La deslumbrante claridad de las luces que rodeaban el templo hacía mucho más oscuras, por contraste, aquellas partes de la ciudad no iluminadas. A altas horas de la noche, las calles estaban en su mayoría vacías. A excepción de algún mercader que aprovechaba la ultimísima oportunidad para sacarles el dinero a algunos clientes rezagados y que sólo entonces cerraba su tienda y se apresuraba a marchar hacia el templo, había muy poca gente en la calle. A veces podía verse a los sacerdotes-soldados de Feisal recorriendo la ciudad en busca de aquellos que pudieran necesitar un poco más de persuasión para recibir la bendición de Quar. Y así era como dos sacerdotes-soldados que paseaban por una calle cercana a la Kasbah apenas llamaban la atención.
La calle estaba oscura y vacía; los puestos que la atravesaban estaban todos cerrados y con los candados echados. Las luces de casas y
arwat
estaban apagadas, ya que nadie dormiría en su cama aquella noche. A primera vista, la calle parecía demasiado vacía y Khardan maldijo.
—No está aquí.
—Sí, está —contestó fríamente Auda.
Aguzando los ojos, escrutando dentro de las tupidas sombras, Khardan pudo vagamente distinguir, a la luz reflejada de las vivas llamas que iluminaba el cielo, una figura agachada, acurrucada junto a la muralla.
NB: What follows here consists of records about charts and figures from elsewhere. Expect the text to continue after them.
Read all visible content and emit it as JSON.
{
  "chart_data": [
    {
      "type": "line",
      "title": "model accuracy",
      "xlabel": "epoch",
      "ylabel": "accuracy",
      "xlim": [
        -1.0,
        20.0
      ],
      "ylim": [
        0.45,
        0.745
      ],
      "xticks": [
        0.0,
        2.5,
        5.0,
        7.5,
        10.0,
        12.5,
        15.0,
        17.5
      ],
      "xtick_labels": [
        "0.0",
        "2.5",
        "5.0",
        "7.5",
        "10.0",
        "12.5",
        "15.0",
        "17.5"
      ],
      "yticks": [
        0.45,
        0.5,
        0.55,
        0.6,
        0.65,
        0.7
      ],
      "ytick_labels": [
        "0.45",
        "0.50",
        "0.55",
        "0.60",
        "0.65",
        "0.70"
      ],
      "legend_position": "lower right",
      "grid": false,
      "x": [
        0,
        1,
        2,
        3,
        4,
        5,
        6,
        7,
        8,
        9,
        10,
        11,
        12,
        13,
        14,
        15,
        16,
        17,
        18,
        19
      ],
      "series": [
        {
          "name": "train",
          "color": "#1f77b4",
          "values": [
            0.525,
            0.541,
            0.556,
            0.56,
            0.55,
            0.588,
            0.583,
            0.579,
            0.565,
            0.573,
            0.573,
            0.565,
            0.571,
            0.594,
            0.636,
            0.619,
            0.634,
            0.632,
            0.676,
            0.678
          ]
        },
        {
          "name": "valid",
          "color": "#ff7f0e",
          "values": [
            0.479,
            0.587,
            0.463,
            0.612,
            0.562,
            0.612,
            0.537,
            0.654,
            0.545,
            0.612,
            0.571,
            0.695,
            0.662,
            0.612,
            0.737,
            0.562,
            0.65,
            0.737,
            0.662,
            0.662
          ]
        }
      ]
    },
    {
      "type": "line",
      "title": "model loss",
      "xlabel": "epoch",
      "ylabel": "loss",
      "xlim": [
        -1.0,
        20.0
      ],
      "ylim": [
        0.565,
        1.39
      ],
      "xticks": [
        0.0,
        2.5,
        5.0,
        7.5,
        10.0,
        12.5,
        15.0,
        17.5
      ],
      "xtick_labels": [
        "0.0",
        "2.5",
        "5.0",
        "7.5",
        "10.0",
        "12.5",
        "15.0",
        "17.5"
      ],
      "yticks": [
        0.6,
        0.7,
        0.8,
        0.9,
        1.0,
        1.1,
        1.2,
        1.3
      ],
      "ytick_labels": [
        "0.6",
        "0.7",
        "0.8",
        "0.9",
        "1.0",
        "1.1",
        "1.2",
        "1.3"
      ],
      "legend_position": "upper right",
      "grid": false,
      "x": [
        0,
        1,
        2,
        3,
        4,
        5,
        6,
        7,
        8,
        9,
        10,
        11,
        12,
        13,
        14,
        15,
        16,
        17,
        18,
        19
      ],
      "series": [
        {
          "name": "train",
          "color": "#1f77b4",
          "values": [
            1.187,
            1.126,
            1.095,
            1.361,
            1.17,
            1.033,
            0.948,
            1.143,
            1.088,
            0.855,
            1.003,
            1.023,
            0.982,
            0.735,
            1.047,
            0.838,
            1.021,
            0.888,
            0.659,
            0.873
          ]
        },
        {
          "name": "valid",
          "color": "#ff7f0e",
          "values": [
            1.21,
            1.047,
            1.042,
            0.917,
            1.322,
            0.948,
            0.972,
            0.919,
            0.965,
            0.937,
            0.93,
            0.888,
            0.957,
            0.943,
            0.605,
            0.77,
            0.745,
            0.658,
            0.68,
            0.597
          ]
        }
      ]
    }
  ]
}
—Los seguidores de Benario no rendirán culto a Quar esta noche, sino a su propio dios, para quien estas celebraciones son alimento y bebida —explicó Auda con una oscura sonrisa.
Nada más cierto. Más de una persona, de entre aquella multitud, echaría en falta su monedero o las joyas que llevaba encima. Más de uno regresaría a su casa para encontrar sus cofres vacíos.